Early-onset central diabetes insipidus is associated with de novo arginine vasopressin-neurophysin II or Wolfram syndrome 1 gene mutations.

Research paper by Silverio S Perrotta, Natascia N Di Iorgi, Fulvio Della FD Ragione, Saverio S Scianguetta, Adriana A Borriello, Anna Elsa Maria AE Allegri, Marcella M Ferraro, Claudia C Santoro, Flavia F Napoli, Annalisa A Calcagno, Marta M Giaccardi, Marco M Cappa, Maria Carolina MC Salerno, Domenico D Cozzolino, Mohamad M Maghnie

Indexed on: 06 Mar '15Published on: 06 Mar '15Published in: European journal of endocrinology / European Federation of Endocrine Societies


Idiopathic early-onset central diabetes insipidus (CDI) might be due to mutations of arginine vasopressin-neurophysin II (AVP-NPII (AVP)) or wolframin (WFS1) genes.Sequencing of AVP and WFS1 genes was performed in nine children with CDI, aged between 9 and 68 months, and negative family history for polyuria and polydipsia.Two patients carried a mutation in the AVP gene: a heterozygous G-to-T transition at nucleotide position 322 of exon 2 (c.322G>T) resulting in a stop codon at position 108 (p.Glu108X), and a novel deletion from nucleotide 52 to 54 (c.52_54delTCC) producing a deletion of a serine at position 18 (p.Ser18del) of the AVP pre-prohormone signal peptide. A third patient carried two heterozygous mutations in the WFS1 gene localized on different alleles.

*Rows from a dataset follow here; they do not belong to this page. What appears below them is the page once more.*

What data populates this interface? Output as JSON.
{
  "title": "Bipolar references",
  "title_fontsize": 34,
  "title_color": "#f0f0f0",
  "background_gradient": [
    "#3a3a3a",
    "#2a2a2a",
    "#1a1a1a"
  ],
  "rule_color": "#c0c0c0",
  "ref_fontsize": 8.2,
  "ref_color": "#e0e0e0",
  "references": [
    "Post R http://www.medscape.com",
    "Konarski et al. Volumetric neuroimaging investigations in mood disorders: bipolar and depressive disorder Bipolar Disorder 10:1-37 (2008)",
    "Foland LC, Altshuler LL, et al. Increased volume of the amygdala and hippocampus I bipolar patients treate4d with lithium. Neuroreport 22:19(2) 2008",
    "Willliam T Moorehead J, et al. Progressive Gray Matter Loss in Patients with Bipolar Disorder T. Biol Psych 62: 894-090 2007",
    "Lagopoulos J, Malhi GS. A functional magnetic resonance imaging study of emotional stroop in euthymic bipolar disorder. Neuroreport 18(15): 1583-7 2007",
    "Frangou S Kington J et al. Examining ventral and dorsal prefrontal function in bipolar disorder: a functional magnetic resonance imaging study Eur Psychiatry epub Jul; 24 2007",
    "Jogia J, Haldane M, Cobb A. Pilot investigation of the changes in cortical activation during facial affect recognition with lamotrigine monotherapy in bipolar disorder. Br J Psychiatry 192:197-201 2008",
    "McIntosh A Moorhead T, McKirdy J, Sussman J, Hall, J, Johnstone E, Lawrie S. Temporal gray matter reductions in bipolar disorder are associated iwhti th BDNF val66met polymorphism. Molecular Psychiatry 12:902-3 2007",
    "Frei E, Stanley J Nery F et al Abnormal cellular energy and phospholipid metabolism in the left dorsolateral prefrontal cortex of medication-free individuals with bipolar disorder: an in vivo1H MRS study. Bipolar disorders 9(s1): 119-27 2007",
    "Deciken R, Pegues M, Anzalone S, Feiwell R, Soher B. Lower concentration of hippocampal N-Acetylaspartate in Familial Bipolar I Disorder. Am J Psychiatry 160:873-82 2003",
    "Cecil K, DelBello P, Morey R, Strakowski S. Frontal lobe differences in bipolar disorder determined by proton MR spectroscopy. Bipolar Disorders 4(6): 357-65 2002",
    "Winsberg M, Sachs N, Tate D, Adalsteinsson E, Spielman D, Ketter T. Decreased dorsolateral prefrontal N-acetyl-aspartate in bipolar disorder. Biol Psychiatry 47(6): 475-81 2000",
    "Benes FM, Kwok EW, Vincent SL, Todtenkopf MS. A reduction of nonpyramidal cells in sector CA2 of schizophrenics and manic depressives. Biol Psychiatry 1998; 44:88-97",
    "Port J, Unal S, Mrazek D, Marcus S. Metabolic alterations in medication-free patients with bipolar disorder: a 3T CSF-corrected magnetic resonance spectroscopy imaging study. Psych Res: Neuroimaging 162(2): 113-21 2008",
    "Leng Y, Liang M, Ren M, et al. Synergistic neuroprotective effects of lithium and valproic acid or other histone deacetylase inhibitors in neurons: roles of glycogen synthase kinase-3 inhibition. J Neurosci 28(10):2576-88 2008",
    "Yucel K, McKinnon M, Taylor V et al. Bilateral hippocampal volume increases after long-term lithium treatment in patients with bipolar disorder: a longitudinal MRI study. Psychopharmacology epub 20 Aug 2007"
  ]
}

The first change was A-to-G transition at nucleotide 997 in exon 8 (c.997A>G), resulting in a valine residue at position 333 in place of isoleucine (p.Ile333Val). The second novel mutation was a 3 bp insertion in exon 8, c.2392_2393insACG causing the addition of an aspartate residue at position 797 and the maintenance of the correct open reading frame (p. Asp797_Val798insAsp). While similar WFS1 protein levels were detected in fibroblasts from healthy subjects and from the patient and his parents, a major sensitivity to staurosporine-induced apoptosis was observed in the patient fibroblasts as well as in patients with Wolfram syndrome.Early-onset CDI is associated with de novo mutations of the AVP gene and with hereditary WFS1 gene changes. These findings have valuable implications for management and genetic counseling.